In October 1998, a twenty-one-year-old student at the University of Wyoming was kidnapped, severely beaten, and left tied to a fence in the middle of the prairie outside Laramie, Wyoming. His bloody, bruised, and battered body was not discovered until the next day, and he died several days later in an area hospital. Matthew Shepard's brutal murder was viewed as a hate crime, assaulted strictly because he was gay. Playwright Moisés Kaufman and the Tectonic Theater Project made six trips to Laramie over the course of a year and a half, conducting more than 200 interviews with the people of the town, including law enforcement officers, Laramie citizens, and even the two young men who perpetrated the deed and eventually convicted of murder. Lit Live Theater Company's performance of The Laramie Project, currently playing through Sunday, July 29 at the Elite Theatre Company in Oxnard, is a disquieting and effective production featuring a rotating cast of 17 (the original play calls for a cast of eight) who speak the words of the more than 50 subjects Kaufman and his crew interviewed.
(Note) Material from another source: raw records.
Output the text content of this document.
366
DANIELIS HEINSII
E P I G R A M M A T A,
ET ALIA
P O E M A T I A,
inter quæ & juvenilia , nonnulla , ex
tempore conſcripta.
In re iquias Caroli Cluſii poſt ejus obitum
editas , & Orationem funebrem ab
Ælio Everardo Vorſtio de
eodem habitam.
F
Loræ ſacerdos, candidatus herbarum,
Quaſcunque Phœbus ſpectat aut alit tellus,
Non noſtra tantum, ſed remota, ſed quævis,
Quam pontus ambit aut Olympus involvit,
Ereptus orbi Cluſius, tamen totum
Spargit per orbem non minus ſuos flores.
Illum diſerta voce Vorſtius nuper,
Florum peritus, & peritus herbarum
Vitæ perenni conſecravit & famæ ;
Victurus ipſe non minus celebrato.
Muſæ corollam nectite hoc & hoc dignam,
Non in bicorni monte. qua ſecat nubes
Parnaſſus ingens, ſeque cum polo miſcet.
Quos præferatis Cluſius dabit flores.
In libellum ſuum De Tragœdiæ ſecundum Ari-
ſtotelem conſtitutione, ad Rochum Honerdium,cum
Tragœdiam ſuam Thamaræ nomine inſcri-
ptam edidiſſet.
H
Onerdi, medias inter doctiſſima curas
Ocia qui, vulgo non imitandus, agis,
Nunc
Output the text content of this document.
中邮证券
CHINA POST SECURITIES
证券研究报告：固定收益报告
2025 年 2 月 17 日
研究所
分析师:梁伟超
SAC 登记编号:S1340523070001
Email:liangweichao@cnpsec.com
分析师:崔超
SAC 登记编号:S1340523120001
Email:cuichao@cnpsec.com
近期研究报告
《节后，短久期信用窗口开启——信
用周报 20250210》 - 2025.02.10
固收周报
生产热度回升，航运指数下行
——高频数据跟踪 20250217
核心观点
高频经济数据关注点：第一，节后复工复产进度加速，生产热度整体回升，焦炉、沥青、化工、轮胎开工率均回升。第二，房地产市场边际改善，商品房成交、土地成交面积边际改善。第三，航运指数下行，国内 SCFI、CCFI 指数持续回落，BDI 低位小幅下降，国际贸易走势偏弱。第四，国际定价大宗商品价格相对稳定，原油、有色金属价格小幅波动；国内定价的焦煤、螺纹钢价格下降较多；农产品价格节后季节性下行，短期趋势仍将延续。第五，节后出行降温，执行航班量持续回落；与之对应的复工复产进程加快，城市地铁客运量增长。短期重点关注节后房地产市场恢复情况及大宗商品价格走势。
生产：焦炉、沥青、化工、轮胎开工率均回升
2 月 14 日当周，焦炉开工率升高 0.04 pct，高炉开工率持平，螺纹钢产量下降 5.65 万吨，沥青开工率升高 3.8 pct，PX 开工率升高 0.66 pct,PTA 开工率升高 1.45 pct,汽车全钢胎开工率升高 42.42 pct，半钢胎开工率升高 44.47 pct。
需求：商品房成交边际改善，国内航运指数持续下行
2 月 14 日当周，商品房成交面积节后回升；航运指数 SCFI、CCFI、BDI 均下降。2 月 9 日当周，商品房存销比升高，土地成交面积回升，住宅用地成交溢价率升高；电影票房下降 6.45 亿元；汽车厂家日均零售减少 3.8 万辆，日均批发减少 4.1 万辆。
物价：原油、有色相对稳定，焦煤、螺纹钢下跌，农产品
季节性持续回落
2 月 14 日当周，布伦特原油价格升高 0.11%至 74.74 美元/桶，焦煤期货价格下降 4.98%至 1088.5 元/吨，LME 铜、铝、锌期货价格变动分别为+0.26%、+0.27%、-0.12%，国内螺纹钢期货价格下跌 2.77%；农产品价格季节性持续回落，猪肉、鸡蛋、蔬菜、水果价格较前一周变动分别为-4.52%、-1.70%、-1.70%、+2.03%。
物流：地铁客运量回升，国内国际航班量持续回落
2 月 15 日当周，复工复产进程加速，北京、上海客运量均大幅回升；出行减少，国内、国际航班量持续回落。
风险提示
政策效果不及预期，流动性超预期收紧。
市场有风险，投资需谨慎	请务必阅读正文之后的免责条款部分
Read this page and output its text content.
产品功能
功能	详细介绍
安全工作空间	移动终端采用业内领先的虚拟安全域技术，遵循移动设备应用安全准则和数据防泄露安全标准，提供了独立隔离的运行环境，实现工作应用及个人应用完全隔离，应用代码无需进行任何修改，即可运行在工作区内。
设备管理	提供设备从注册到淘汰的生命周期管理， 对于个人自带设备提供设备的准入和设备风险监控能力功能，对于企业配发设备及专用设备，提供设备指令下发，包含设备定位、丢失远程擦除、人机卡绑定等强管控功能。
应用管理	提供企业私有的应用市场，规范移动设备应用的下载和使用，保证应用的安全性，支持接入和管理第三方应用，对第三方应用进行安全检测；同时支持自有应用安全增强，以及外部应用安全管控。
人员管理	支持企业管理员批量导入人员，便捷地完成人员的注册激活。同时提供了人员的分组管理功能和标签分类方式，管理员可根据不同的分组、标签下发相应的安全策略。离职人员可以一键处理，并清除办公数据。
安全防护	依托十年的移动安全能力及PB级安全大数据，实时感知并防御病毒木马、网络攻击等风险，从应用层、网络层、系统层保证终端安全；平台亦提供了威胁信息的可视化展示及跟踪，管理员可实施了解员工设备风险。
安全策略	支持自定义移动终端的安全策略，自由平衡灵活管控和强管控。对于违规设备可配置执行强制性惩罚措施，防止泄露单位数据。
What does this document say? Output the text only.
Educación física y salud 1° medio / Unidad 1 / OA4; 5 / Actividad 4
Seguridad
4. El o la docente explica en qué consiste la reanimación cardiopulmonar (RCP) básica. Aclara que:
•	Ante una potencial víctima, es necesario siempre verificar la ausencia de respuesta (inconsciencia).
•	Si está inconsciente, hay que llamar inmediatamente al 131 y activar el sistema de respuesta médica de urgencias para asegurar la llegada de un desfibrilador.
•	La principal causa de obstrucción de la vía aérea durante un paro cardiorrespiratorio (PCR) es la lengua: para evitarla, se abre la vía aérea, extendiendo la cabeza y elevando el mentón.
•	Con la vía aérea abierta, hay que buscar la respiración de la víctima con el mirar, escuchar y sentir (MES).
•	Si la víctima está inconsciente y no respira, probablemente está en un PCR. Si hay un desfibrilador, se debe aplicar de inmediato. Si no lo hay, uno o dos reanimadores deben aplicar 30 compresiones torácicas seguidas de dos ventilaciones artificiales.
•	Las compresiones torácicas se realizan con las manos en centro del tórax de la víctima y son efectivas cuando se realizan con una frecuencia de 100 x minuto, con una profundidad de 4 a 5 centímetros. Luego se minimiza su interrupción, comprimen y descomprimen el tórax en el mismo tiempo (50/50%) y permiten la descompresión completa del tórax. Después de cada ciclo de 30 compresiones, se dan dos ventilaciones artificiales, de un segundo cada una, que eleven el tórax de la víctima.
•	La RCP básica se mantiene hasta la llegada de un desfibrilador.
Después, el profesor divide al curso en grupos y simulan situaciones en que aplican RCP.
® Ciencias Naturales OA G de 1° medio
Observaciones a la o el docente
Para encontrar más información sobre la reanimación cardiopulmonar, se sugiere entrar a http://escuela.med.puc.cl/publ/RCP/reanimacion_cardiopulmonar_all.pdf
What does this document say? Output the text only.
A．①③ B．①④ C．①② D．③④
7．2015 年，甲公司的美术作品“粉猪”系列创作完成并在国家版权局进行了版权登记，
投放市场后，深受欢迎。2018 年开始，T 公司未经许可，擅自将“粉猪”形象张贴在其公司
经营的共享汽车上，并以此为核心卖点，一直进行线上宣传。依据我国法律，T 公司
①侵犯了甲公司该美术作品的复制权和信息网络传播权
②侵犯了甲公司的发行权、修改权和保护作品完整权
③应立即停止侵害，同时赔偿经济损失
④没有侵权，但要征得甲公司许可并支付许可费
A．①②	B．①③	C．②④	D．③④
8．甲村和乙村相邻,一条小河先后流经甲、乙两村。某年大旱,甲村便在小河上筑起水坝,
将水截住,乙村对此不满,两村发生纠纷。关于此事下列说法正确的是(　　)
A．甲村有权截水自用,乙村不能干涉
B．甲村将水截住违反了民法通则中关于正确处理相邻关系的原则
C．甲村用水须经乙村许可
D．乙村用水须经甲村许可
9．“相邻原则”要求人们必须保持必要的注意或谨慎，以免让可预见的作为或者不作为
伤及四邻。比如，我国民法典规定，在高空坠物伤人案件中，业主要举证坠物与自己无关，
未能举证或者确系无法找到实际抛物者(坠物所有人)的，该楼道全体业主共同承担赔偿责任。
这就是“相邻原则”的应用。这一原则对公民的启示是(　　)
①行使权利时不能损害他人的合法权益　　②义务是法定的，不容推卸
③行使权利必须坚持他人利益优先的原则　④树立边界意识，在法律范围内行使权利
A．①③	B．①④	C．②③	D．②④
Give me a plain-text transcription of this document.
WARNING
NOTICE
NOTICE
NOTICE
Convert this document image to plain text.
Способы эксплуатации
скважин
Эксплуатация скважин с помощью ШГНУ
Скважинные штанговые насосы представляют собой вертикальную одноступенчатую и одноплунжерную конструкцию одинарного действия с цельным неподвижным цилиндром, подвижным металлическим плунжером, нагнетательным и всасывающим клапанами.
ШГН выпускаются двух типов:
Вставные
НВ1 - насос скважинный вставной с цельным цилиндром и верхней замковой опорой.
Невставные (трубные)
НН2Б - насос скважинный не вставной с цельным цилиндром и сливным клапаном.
The Laramie Project is more of a documentary than a courtroom drama. The idea was to characterize the town in its reaction to the crime and its aftermath, rather than to document the crime itself and the ensuing trial. Characters are fleetingly introduced by narrator Lindsay Roth, ranging from family members of the accused to witnesses, religious leaders, and those who knew both Shepard and his attackers. The residents of Laramie are depicted as real people, many of whom resent the fact that because of the murder, Laramie has now, like Columbine, Sandy Hook, and Aurora, been equated with a notorious crime.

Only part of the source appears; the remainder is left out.